KARGAŞA...
11 Aralik 2015 09:12:30
İçinde bulunduğumuza benzer ortamlarda barışı savunmak, savaş narası atmaktan daha fazla cesaret gerektiriyor. İşin içinde toplum tarafından kınanmak var, hedef alınmak var ama barış hedefi tüm bu kaygıları aşan bir değere sahip.
Barış istiyoruz.
Kimi zaman bunu garip şekillerde istiyoruz.
Mesela, turizmciler, Türkiye'ye Rus turistlerin gelmemesinin sektörü ne kadar zorlayacağından dem vuruyor. Tarım sektörü temsilcileri geriye gelen meyve-sebzenin akıbetinin ne olacağını konuşuyor. Enerji sektöründe Akkuyu Nükleer santrali ne olacak falan deniyor...

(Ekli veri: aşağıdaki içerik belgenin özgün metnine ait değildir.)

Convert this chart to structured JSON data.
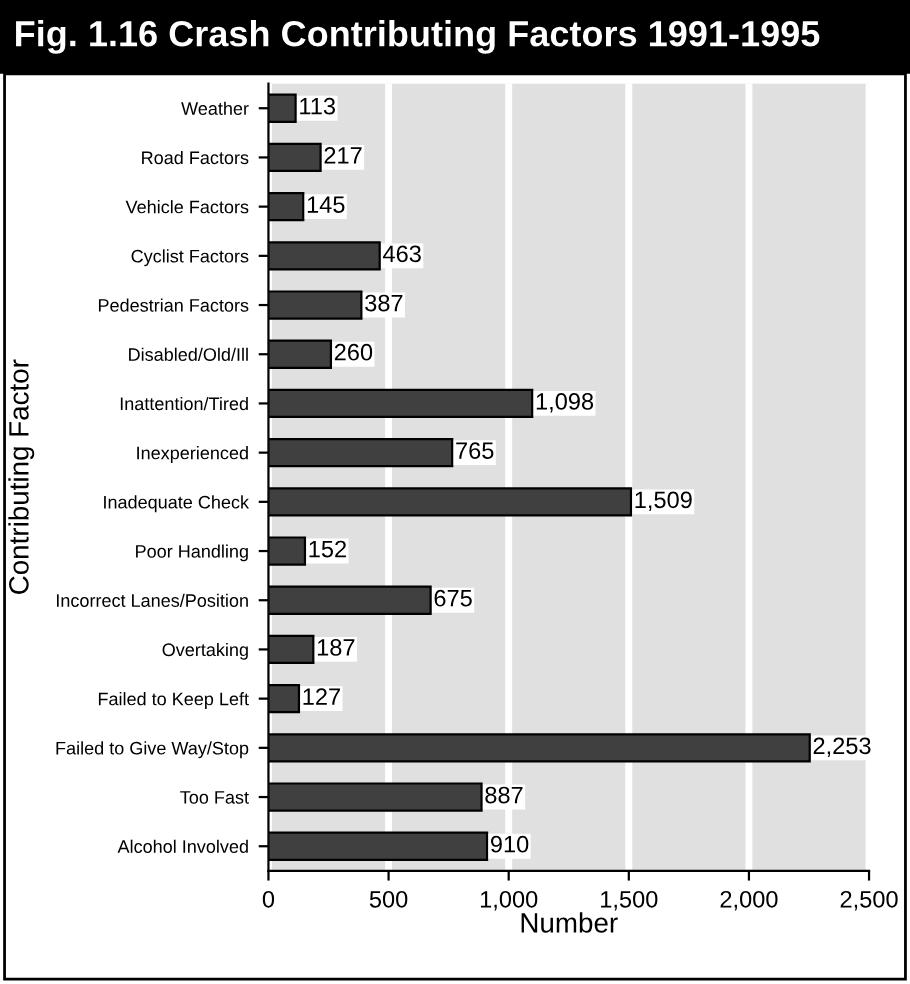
{
  "chart_data": {
    "type": "bar",
    "orientation": "horizontal",
    "title": "Fig. 1.16 Crash Contributing Factors 1991-1995",
    "xlabel": "Number",
    "ylabel": "Contributing Factor",
    "categories": [
      "Weather",
      "Road Factors",
      "Vehicle Factors",
      "Cyclist Factors",
      "Pedestrian Factors",
      "Disabled/Old/Ill",
      "Inattention/Tired",
      "Inexperienced",
      "Inadequate Check",
      "Poor Handling",
      "Incorrect Lanes/Position",
      "Overtaking",
      "Failed to Keep Left",
      "Failed to Give Way/Stop",
      "Too Fast",
      "Alcohol Involved"
    ],
    "values": [
      113,
      217,
      145,
      463,
      387,
      260,
      1098,
      765,
      1509,
      152,
      675,
      187,
      127,
      2253,
      887,
      910
    ],
    "value_labels": [
      "113",
      "217",
      "145",
      "463",
      "387",
      "260",
      "1,098",
      "765",
      "1,509",
      "152",
      "675",
      "187",
      "127",
      "2,253",
      "887",
      "910"
    ],
    "color": "#404040",
    "xlim": [
      0,
      2500
    ],
    "xticks": [
      0,
      500,
      {
        "value": 1000,
        "label": "1,000"
      },
      {
        "value": 1500,
        "label": "1,500"
      },
      {
        "value": 2000,
        "label": "2,000"
      },
      {
        "value": 2500,
        "label": "2,500"
      }
    ],
    "grid": "x",
    "legend": false
  }
}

Bu konuları düşünmek için öncelikle uluslararası ilişkileri stabil kılmak gerek. Eğer mesele barış dışında bir sonuca giderse, bunların hepsi ufak meseleler olarak kalacaktır.
Doğru düzgün, onurlu bir barış istemenin yolu, "aman kazlara ürkütmeyelim" değil, savaş narası atmadan, soğukkanlı şekilde, dayanışma içinde birlikte durabildiğimizi göstermekten geçer... Fatura şu veya bu sektörün değil, tüm milletin önüne konulacak çünkü...
Zaten barış istiyorsanız, "Portakal, dolar, Euro, Ruble" falan demeye gerek yok. Gerçekten isteyenlerin "Barış İstiyoruz" demesi yeterli.
Bu da cesaret gerektiriyor.
İNSAN OLMAK...
Bugün dünya İnsan Hakları Günü...
Herhalde İnsan Hakları denildiğinde bu kadar farklı sesler çıkaran bir ülke daha yoktur. Herkesin farklı bir insan hakları anlayışı var bu ülkede...
Son otuz beş yıl içinde defalarca bir devlet yetkilisinden "bunları bunları yapıyorlar, ondan sonra da insan hakları diyorlar" mealinde açıklamalar dinlemişsinizdir.
Sosyal medyada yüz kızartıcı suç işleyenlerin, kamuoyunun genelinin savunduğu değerlere karşıt görüşlerini dile getirenler hakkında yazılanları aktarmak mümkün değil. İnanılmaz hakaretler yazılıp çiziliyor. Görüş olağan bile olsa bireylerin mensup oldukları sosyal-siyasal grubun tutumuyla çelişiyorsa vay haline... En hafif ifade 'Asacaksın, keseceksin' şeklinde.
Oysa insan için iyi günler de var, kötü günler de... Gün olur bu eleştirilerin konusu durumunda kendinizi bulmasanız bir yakınınızı bulursunuz. Bu yüzden biri için "İnsan Hakları" kavramını askıya alma düşüncesinden sakınmakta yarar var.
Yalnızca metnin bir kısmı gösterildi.